SOCIETE

Adrien Nguema Mba face aux jeunes diplômés en anthropologie : une déclaration controversée qui soulève des interrogations

Libreville, Gabon – Les propos tenus récemment par le Ministre du Travail et de la Lutte contre le Chômage, Adrien Nguema Mba, à propos des jeunes diplômés en anthropologie, continuent de susciter une vive polémique. Lors d’un reportage diffusé sur un média local, devenu rapidement viral sur la toile, le ministre a affirmé détenir 1 200 dossiers de jeunes diplômés en anthropologie, tout en s’interrogeant sur leur avenir professionnel dans un Gabon en pleine « période de transition ».

Sa remarque, « Qu’est-ce que vous voulez qu’on fasse avec les diplômés d’anthropologie au Gabon en temps de transition ? », a été perçue par beaucoup comme un aveu d’échec de la part des autorités concernant l’insertion professionnelle des jeunes dans des filières perçues comme “non productives”. Implicitement, le ministre a semblé suggérer que l’anthropologie n’a pas de place dans le marché de l’emploi gabonais actuel, un constat qui a choqué de nombreux diplômés et spécialistes du secteur universitaire.

Une déclaration mal accueillie : déni ou réalité ?

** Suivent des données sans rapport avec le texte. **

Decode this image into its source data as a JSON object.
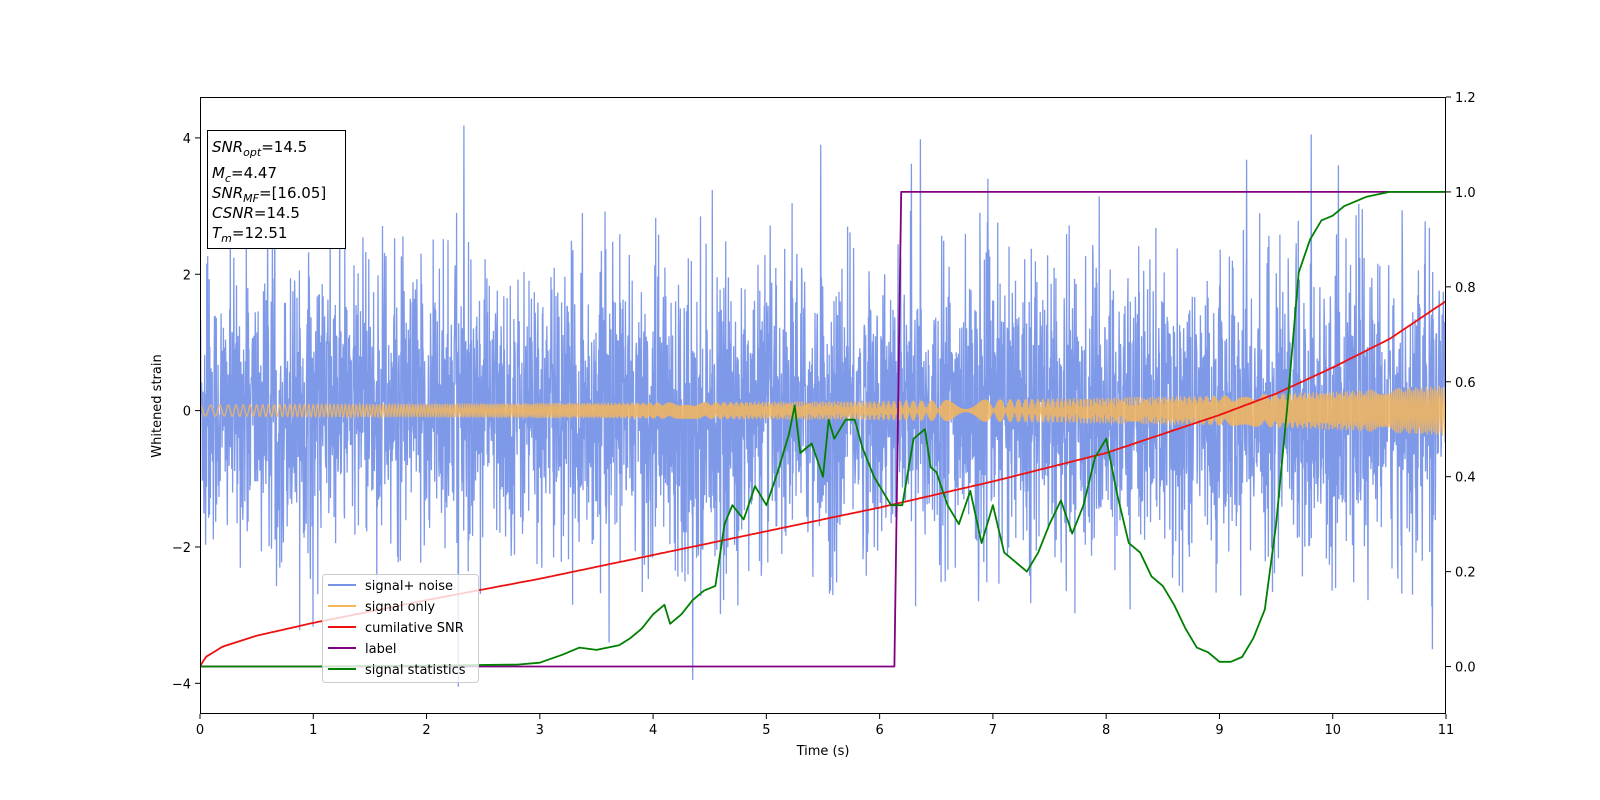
{
  "chart_data": {
    "type": "line",
    "xlabel": "Time (s)",
    "ylabel": "Whitened strain",
    "xlim": [
      0,
      11
    ],
    "ylim_left": [
      -4.45,
      4.6
    ],
    "ylim_right": [
      -0.1,
      1.2
    ],
    "x_ticks": [
      0,
      1,
      2,
      3,
      4,
      5,
      6,
      7,
      8,
      9,
      10,
      11
    ],
    "y_ticks_left": [
      -4,
      -2,
      0,
      2,
      4
    ],
    "y_ticks_right": [
      0.0,
      0.2,
      0.4,
      0.6,
      0.8,
      1.0,
      1.2
    ],
    "y_ticks_right_labels": [
      "0.0",
      "0.2",
      "0.4",
      "0.6",
      "0.8",
      "1.0",
      "1.2"
    ],
    "legend_position": "lower-left",
    "info_box": {
      "snr_opt": {
        "base": "SNR",
        "sub": "opt",
        "value": "=14.5"
      },
      "mc": {
        "base": "M",
        "sub": "c",
        "value": "=4.47"
      },
      "snr_mf": {
        "base": "SNR",
        "sub": "MF",
        "value": "=[16.05]"
      },
      "csnr": {
        "base": "CSNR",
        "value": "=14.5"
      },
      "tm": {
        "base": "T",
        "sub": "m",
        "value": "=12.51"
      }
    },
    "series": [
      {
        "name": "signal+ noise",
        "axis": "left",
        "color": "#7893e8",
        "noise": {
          "typical_amplitude": [
            1.3,
            2.3
          ],
          "spikes": [
            [
              2.33,
              4.18
            ],
            [
              2.28,
              -4.05
            ],
            [
              4.35,
              -3.95
            ],
            [
              5.48,
              3.9
            ],
            [
              6.36,
              3.98
            ],
            [
              9.81,
              4.05
            ],
            [
              9.24,
              3.68
            ],
            [
              10.05,
              3.6
            ],
            [
              6.28,
              3.62
            ],
            [
              10.88,
              -3.5
            ]
          ]
        }
      },
      {
        "name": "signal only",
        "axis": "left",
        "color": "#f5b65c",
        "envelope_x": [
          0,
          2,
          4,
          6,
          8,
          9,
          10,
          11
        ],
        "envelope_y": [
          0.08,
          0.1,
          0.12,
          0.14,
          0.19,
          0.22,
          0.28,
          0.37
        ]
      },
      {
        "name": "cumilative SNR",
        "axis": "right",
        "color": "#ee1111",
        "x": [
          0,
          0.05,
          0.2,
          0.5,
          1,
          2,
          3,
          4,
          5,
          6,
          7,
          8,
          9,
          9.5,
          10,
          10.5,
          11
        ],
        "y": [
          0.0,
          0.02,
          0.042,
          0.065,
          0.092,
          0.14,
          0.185,
          0.235,
          0.285,
          0.335,
          0.39,
          0.45,
          0.53,
          0.575,
          0.63,
          0.69,
          0.77
        ]
      },
      {
        "name": "label",
        "axis": "right",
        "color": "#800080",
        "x": [
          0,
          6.13,
          6.19,
          11
        ],
        "y": [
          0,
          0,
          1,
          1
        ]
      },
      {
        "name": "signal statistics",
        "axis": "right",
        "color": "#008000",
        "x": [
          0,
          1,
          2,
          2.8,
          3.0,
          3.2,
          3.35,
          3.5,
          3.7,
          3.8,
          3.9,
          4.0,
          4.1,
          4.15,
          4.25,
          4.35,
          4.45,
          4.55,
          4.63,
          4.7,
          4.8,
          4.9,
          5.0,
          5.1,
          5.2,
          5.25,
          5.3,
          5.4,
          5.5,
          5.55,
          5.6,
          5.7,
          5.78,
          5.85,
          5.95,
          6.1,
          6.2,
          6.3,
          6.4,
          6.45,
          6.5,
          6.6,
          6.7,
          6.8,
          6.9,
          7.0,
          7.1,
          7.2,
          7.3,
          7.4,
          7.5,
          7.6,
          7.7,
          7.8,
          7.9,
          8.0,
          8.05,
          8.1,
          8.2,
          8.3,
          8.4,
          8.5,
          8.6,
          8.7,
          8.8,
          8.9,
          9.0,
          9.1,
          9.2,
          9.3,
          9.4,
          9.5,
          9.6,
          9.7,
          9.8,
          9.9,
          10.0,
          10.1,
          10.2,
          10.3,
          10.5,
          11
        ],
        "y": [
          0.0,
          0.0,
          0.002,
          0.004,
          0.008,
          0.025,
          0.04,
          0.035,
          0.045,
          0.06,
          0.08,
          0.11,
          0.13,
          0.09,
          0.11,
          0.14,
          0.16,
          0.17,
          0.3,
          0.34,
          0.31,
          0.38,
          0.34,
          0.41,
          0.49,
          0.55,
          0.45,
          0.47,
          0.4,
          0.52,
          0.48,
          0.52,
          0.52,
          0.46,
          0.4,
          0.34,
          0.34,
          0.48,
          0.5,
          0.42,
          0.41,
          0.34,
          0.3,
          0.37,
          0.26,
          0.34,
          0.24,
          0.22,
          0.2,
          0.24,
          0.3,
          0.35,
          0.28,
          0.34,
          0.44,
          0.48,
          0.42,
          0.36,
          0.26,
          0.24,
          0.19,
          0.17,
          0.13,
          0.08,
          0.04,
          0.03,
          0.01,
          0.01,
          0.02,
          0.06,
          0.12,
          0.3,
          0.55,
          0.83,
          0.9,
          0.94,
          0.95,
          0.97,
          0.98,
          0.99,
          1.0,
          1.0
        ]
      }
    ]
  }
}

Pour une grande partie de la jeunesse diplômée, les propos du ministre révèlent non seulement un manque de considération pour les disciplines académiques telles que l’anthropologie, mais aussi une absence de vision à long terme en matière de politique de l’emploi. En suggérant que ces diplômés ne trouvent pas leur place dans l’économie gabonaise, le ministre renforce l’idée que certaines filières universitaires, malgré des années de formation, n’offrent pas d’issues viables.

Cependant, de nombreux experts soulignent que l’anthropologie, discipline qui étudie les sociétés humaines, leurs cultures et leurs dynamiques sociales, pourrait jouer un rôle clé dans des secteurs tels que la gestion des populations, le développement communautaire, ou encore la compréhension des crises sociales et politiques, particulièrement dans un pays en transition comme le Gabon. Plutôt que de remettre en cause l’utilité de la discipline, la question devrait porter sur l’adaptation des politiques publiques pour valoriser ces compétences spécifiques.

L’entrepreneuriat comme seule alternative : une fuite en avant ?

Lors de son intervention, Adrien Nguema Mba a également laissé entendre que l’entrepreneuriat pourrait être une voie à envisager pour ces jeunes diplômés. Toutefois, cette réponse a été largement critiquée. “Proposer l’entrepreneuriat à tout va, c’est une manière d’éviter de traiter le véritable problème“, déclare un économiste gabonais. “Ces jeunes ont été formés pour servir leur pays, pour apporter une plus-value intellectuelle et culturelle, et l’État ne peut pas les abandonner à eux-mêmes.”

Si l’entrepreneuriat est effectivement une option intéressante pour certains, il ne peut être vu comme une solution universelle, surtout dans un contexte où les opportunités économiques sont limitées et où les soutiens structurels pour les jeunes entrepreneurs restent fragiles. En proposant l’entrepreneuriat comme solution à la place d’une véritable politique d’intégration professionnelle, le gouvernement semble ignorer les défis réels auxquels font face ces jeunes diplômés.

Une remise en question du système d’orientation universitaire

Au-delà de la polémique, les propos du ministre soulèvent une question plus profonde sur l’orientation universitaire au Gabon. Chaque année, des milliers de jeunes s’engagent dans des cursus universitaires sans véritable garantie d’insertion professionnelle à la fin de leurs études. Ce dysfonctionnement, couplé à l’absence d’une stratégie claire pour intégrer des disciplines comme l’anthropologie dans les politiques publiques, contribue à renforcer la fracture entre l’université et le marché de l’emploi.

Pour de nombreux observateurs, il est urgent que le gouvernement revoie ses priorités en matière d’éducation et d’emploi, en adaptant l’offre de formation aux besoins réels du pays, tout en assurant une meilleure intégration des diplômés dans tous les secteurs de l’économie, y compris ceux traditionnellement sous-estimés comme les sciences humaines.